Tuesday, January 29, 2013

Indian Rapists, Arab Suicide Bombers

Yes, they do go together. In the case of the Indian rapists, like the horrible gang-rapists of Delhi last month, it's hardly about sexual expression or repression. It's about losing control and male domination at the hands of a modernity they can see but can't touch.

It's estimated that there are 200-300 million Indians, almost entirely in the cities, who have entered the global middle class. That's one of the reasons why international corporations will do almost anything to penetrate the growing Indian market: it has almost as many modern consumers as the US. They aren't the rapists.

But, India has a population that's well over a billion: that's at least 800 million who are NOT in the middle class. Rape expresses a barely repressed class war of the huge underclass, just beginning to awaken. What they see is an India they can hardly fathom and never reach, yet they see it daily on TV and in the Bollywood movies.

The traditional caste system repressed everyone, even a too numerous four-part aristocracy, but it was a stable society for almost 3500 years. Castes are still present, now, but the rules that bound them together, are not. Class often subsumes caste in "Modern India," and those left behind in India's scramble to the future are treated the way lower castes used to be. Yet, they are no longer submissive; they're rebellious, rejectionist, unmoored by tradition. Male violence against women is safer than outright revolution.

Sri Lanka's Tamils, to India's south, invented suicide bombing, which has become a signature of al Qaeda and its allies in the Middle East and North Africa. "Islamic militants," ironically, share the anger of (largely Hindu) Indian rapists; they take it out on their own people, especially women--with extreme purdah and stonings, as well as amputations and beheadings to keep the men in line. In both cases, it's the violent rejection of what they want, are terrified of and can't have: participation in modern secular society.

I don't pretend to know whether al Qaeda members are predominantly lower class, but they do have one thing in common: rejection of any trace of secular, i.e. modern, society. The savagery of al Qaeda in the Islamic Maghreb and Ansar al Dine may not be just a will to destroy what their societies are becoming, but that's certainly a part of it; it's also an inexpensive means to control resisters.

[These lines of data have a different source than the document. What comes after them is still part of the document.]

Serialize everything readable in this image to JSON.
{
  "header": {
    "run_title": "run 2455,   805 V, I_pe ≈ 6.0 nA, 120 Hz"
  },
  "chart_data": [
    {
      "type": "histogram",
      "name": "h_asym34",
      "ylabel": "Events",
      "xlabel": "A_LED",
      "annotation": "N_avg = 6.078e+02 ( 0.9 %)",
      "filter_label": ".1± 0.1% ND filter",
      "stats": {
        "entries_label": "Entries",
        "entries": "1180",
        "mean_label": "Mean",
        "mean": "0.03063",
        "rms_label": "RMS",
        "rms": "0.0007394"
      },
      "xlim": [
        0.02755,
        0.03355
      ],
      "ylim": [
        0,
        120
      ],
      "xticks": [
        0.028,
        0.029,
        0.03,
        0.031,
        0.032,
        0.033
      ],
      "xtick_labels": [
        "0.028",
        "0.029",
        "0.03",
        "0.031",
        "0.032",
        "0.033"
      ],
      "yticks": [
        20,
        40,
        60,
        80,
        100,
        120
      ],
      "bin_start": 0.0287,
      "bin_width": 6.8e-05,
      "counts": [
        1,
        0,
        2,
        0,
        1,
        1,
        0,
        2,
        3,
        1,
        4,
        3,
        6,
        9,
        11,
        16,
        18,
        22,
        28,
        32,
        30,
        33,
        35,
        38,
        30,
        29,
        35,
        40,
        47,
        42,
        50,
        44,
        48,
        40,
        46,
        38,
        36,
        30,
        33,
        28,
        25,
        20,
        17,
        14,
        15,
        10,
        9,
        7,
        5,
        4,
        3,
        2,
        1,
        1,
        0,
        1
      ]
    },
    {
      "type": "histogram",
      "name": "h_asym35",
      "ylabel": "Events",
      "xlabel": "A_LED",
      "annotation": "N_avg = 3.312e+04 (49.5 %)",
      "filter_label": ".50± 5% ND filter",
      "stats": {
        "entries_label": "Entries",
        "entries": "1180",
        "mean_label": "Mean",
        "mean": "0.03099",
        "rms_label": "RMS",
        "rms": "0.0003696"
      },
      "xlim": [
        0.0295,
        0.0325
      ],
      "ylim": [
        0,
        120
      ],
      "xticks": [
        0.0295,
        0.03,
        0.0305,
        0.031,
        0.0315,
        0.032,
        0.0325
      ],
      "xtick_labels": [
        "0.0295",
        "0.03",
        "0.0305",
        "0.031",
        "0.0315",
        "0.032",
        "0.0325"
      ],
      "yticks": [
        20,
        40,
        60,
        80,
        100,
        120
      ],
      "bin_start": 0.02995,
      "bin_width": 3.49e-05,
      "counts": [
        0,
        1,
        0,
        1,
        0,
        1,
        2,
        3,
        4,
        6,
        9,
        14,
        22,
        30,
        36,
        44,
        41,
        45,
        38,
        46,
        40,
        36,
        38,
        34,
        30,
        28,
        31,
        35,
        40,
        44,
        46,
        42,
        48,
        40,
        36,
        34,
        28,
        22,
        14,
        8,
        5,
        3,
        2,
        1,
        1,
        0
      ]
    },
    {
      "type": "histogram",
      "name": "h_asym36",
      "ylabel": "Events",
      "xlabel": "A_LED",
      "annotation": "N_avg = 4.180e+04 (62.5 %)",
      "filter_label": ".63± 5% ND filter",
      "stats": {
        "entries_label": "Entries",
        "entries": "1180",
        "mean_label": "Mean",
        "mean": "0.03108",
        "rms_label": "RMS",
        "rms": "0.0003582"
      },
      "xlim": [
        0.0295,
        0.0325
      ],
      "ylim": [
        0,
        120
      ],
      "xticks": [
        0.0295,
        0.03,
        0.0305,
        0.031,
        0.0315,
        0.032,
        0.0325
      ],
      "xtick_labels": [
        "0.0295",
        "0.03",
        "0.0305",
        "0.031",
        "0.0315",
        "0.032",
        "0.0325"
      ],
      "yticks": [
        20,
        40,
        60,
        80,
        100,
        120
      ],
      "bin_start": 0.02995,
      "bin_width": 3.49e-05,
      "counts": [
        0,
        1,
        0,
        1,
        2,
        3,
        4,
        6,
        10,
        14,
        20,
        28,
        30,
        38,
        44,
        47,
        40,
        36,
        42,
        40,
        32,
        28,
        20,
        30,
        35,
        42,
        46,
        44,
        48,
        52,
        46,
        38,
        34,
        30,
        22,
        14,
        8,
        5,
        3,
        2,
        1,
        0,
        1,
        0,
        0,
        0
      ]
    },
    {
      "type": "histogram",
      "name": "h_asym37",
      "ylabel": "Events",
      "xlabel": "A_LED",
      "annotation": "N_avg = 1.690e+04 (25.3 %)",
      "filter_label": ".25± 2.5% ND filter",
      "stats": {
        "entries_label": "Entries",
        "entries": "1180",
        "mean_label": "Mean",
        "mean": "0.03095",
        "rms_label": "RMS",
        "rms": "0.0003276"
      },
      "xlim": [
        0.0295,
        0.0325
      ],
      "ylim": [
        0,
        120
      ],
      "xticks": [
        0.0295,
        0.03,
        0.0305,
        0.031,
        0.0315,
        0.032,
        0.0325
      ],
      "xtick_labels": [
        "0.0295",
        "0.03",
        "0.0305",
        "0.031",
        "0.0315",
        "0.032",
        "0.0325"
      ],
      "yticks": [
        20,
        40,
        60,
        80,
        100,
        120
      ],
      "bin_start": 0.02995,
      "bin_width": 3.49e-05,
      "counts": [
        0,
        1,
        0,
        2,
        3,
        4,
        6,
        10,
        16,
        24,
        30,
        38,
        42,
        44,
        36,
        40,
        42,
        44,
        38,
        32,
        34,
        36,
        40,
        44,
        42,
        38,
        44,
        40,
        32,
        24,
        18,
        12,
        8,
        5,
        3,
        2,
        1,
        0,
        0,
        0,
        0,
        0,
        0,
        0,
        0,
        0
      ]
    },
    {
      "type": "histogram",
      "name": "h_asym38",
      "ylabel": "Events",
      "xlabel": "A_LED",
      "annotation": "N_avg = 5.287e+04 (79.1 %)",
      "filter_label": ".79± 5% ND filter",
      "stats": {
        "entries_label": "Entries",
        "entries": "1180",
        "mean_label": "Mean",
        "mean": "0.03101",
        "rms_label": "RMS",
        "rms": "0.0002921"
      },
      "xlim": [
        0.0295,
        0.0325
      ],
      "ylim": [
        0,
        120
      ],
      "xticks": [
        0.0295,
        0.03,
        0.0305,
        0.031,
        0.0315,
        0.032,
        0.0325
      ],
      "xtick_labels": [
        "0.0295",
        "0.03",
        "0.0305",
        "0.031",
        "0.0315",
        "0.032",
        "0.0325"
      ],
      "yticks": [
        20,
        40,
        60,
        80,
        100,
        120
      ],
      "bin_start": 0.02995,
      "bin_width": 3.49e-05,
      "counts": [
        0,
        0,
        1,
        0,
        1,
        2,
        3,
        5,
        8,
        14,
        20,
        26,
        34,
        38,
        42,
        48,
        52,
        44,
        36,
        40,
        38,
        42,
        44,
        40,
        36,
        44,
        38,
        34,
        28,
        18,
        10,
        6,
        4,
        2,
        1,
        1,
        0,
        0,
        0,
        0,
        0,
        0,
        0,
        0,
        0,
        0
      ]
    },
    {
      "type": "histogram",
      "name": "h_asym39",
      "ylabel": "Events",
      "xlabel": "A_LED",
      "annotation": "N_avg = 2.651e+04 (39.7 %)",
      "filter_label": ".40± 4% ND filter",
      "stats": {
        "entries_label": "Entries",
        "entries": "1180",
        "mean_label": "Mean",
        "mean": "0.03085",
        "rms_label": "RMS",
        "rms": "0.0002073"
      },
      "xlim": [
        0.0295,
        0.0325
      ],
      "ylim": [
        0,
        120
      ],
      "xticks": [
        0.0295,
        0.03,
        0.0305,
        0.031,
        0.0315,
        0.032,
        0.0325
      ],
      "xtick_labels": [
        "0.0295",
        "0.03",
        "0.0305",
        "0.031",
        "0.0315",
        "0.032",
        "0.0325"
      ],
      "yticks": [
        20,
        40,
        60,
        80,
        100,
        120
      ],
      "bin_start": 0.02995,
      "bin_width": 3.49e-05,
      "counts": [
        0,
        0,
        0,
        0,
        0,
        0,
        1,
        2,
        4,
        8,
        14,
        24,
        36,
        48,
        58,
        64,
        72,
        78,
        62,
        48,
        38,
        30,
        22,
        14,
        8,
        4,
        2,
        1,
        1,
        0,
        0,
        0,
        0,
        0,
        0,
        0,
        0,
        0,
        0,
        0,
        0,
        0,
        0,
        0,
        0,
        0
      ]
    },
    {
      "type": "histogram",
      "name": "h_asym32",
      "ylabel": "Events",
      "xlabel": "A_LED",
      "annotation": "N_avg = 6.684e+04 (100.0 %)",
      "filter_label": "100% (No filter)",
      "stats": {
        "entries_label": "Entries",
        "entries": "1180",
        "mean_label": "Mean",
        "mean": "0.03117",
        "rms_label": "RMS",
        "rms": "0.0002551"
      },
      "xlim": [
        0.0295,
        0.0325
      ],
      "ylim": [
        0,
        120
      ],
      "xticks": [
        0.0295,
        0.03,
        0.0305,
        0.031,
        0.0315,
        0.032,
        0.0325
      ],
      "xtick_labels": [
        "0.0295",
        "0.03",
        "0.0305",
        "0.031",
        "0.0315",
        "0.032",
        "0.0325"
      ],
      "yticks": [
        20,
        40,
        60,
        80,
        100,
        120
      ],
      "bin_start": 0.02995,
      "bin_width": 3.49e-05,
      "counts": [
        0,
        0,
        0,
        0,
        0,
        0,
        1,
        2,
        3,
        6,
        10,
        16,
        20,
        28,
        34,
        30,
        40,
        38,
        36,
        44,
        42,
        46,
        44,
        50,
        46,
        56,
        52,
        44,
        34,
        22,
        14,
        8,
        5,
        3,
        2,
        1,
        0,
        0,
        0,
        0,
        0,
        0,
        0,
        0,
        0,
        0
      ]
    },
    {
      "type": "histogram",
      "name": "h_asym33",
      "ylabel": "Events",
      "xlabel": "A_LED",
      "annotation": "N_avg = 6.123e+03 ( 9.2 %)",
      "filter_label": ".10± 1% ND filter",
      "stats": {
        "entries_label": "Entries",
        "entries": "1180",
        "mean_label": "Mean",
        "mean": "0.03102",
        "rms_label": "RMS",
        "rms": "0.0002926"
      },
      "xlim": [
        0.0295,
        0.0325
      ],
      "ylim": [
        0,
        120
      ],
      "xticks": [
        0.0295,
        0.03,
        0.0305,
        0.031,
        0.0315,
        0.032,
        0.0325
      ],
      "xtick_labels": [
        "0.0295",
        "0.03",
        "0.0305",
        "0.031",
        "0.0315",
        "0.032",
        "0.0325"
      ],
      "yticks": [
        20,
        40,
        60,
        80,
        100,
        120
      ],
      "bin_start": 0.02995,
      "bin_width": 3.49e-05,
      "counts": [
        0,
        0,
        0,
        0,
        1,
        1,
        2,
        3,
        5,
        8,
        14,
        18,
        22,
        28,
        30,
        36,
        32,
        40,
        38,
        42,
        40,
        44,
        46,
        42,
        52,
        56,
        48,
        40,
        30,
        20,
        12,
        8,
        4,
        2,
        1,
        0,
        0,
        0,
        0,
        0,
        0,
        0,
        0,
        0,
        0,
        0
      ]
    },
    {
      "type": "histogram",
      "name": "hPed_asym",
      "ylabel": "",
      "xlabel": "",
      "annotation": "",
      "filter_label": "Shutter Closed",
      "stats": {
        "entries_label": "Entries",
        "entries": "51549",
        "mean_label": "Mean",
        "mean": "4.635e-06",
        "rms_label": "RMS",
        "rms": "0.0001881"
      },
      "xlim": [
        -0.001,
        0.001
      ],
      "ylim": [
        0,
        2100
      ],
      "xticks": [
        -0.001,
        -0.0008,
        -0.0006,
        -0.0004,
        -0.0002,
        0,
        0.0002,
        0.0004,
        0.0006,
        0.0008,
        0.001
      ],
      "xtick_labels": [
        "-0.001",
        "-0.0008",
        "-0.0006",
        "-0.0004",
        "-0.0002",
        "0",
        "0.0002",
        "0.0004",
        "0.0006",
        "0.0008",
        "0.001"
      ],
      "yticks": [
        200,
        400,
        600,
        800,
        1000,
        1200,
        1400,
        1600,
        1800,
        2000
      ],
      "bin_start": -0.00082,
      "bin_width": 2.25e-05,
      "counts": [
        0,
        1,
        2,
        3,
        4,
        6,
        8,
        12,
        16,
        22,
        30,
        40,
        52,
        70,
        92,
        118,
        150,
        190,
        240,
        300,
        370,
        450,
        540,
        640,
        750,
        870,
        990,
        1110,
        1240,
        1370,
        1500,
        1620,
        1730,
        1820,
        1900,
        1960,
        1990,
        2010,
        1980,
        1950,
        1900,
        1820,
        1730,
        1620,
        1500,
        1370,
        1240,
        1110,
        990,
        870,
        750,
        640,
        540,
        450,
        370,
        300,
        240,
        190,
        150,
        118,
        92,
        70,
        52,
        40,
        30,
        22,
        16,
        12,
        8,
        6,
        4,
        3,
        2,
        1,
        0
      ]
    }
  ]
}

What's happening now, globally, is the incipient rumblings of the left out, against the newly affluent, who are the new entrants to the global middle class. With climate change, the billions of surplus people aren't anchored to the Middle East, India, or China; eventually, they will flood lands with more moderate climates.

The angry masses could become the equivalent of the Germanic and Turkic hordes, barbarians who surged into the late Roman Empire, and finally, brought it down; Classical society fell with it.

1 comment:

  1. What can we do about this, so that we aren't overwhelmed by these angry hordes?

    How about doing all we can to promote a more equitable global society, in which the masses of people are NOT left out?